Well, a couple of thoughts here — neither of which (surprisingly) made it into the document. First of all, thanks to the gay and Marxist, lying, thieving, cheating clerics and their work of destroying the minds of the faithful for decades, what precisely would the low-information Catholics in the pews go out and evangelize about?
They don't know anything, except how to not judge and the shake of peace (which they aren't allowed to do anymore). The Church of Nice, in doing nothing except teaching them to be nice, has also reduced them to being terribly boring. Who exactly would want to spend any time listening to a bunch of middle-aged Karens and Susans-from-the-Parish-Council telling them about being nice?
That doesn't exactly fire one up, does it now? The refusal on the part of bishops to encourage Catholics to confront the culture instead of playing footsie with it has turned the laity into a bunch of wimps. St. Peter, on Pentecost, practically kicked the door open and confronted the Jews saying, "This Jesus whom you crucified God raised from the dead."
And that day, about 3,000 were added to their number. No confronting, no conversions. The major parish mergers — which, for the record, mean the great shrinking of the Church — taking place all over America are forcing a new way of doing business, according to the document. That's where the wildly nutty idea of having uncatechized Catholics hit the streets catechizing people comes from.
Maybe the crazies in the evangelization offices in Rome and U.S. chanceries have never heard the philosophical maxim "You can't give what you don't have." So that attempt will fall flat on its face.
But as to the suggestion of doing things a new way, having people think outside the bounds of their own parish's territorial footprint to join with people in other parishes and do evangelization — well, there Rome may be on to something. In fact, what Rome has unwittingly described is exactly who we are and what we do here at Church Militant: We represent a new way of evangelizing where people from different parishes join together and evangelize and catechize our neighbors.
Tens of millions of people, not all Catholic, have viewed our work and spread the word. Church Militant has become a lightning rod of orthodoxy, and that's the part the Vatican may not be particularly fond of. The simple reality is this: You cannot evangelize or catechize Catholics these days because you are beginning at a deficit.
What most Catholics (as well as non-Catholics) think they know of Catholicism is not correct. They have been propagandized by liberal, homosexual, thieving, lying, Marxist-minded, unfaithful clergy and their lay allies for decades. All of that must be unlearned.
Part of the "unlearning" process dictates that how this all came to pass be exposed. And that necessitates the revelation of the evils many of these men have subscribed to for a half-century — how they wrecked and abused the Liturgy, pushed a false ecumenism, straight-up lied about Church teaching and on and on.

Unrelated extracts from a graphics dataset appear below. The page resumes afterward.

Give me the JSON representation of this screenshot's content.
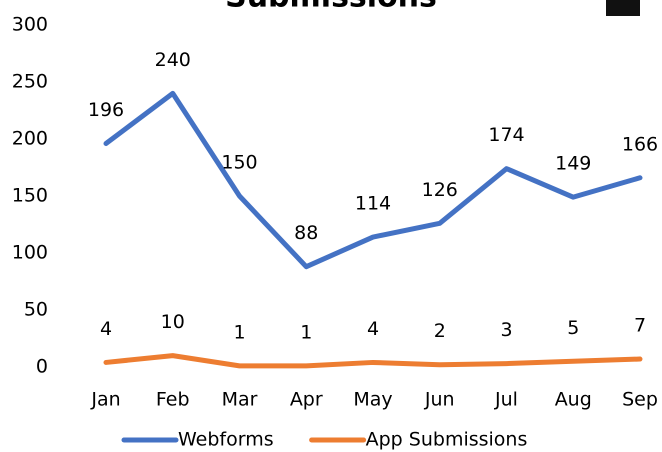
{
  "chart_data": {
    "type": "line",
    "title": "Submissions",
    "categories": [
      "Jan",
      "Feb",
      "Mar",
      "Apr",
      "May",
      "Jun",
      "Jul",
      "Aug",
      "Sep"
    ],
    "series": [
      {
        "name": "Webforms",
        "color": "#4472c4",
        "values": [
          196,
          240,
          150,
          88,
          114,
          126,
          174,
          149,
          166
        ]
      },
      {
        "name": "App Submissions",
        "color": "#ed7d31",
        "values": [
          4,
          10,
          1,
          1,
          4,
          2,
          3,
          5,
          7
        ]
      }
    ],
    "ylim": [
      0,
      300
    ],
    "yticks": [
      0,
      50,
      100,
      150,
      200,
      250,
      300
    ],
    "grid": false,
    "legend": "bottom"
  }
}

Likewise, we have a rapidly expanding Resistance movement being activated all over the country — Catholics from different parishes getting together and making their mark outside their parish territory. They challenge "the swamp" every time they encounter it, and we mean the swamp in the Church, which is also part of the D.C. swamp thanks to the bishops' conference.
So yeah, despite its gobbledygook and nutty prose all over the latest document, we here at Church Militant couldn't agree more forcefully. Rock on, Rome! The Church needs to get out of the old pattern of parish territories and all that. When Pope Francis told the masses way back near the beginning of his pontificate to "make a mess," Church Militant took that to heart. We do it — every day.
But unlike the babble, blather and bluster coming from the old guard, we traffic in the currency of clarity. It's what Catholics do, after all, just like Our Blessed Lord.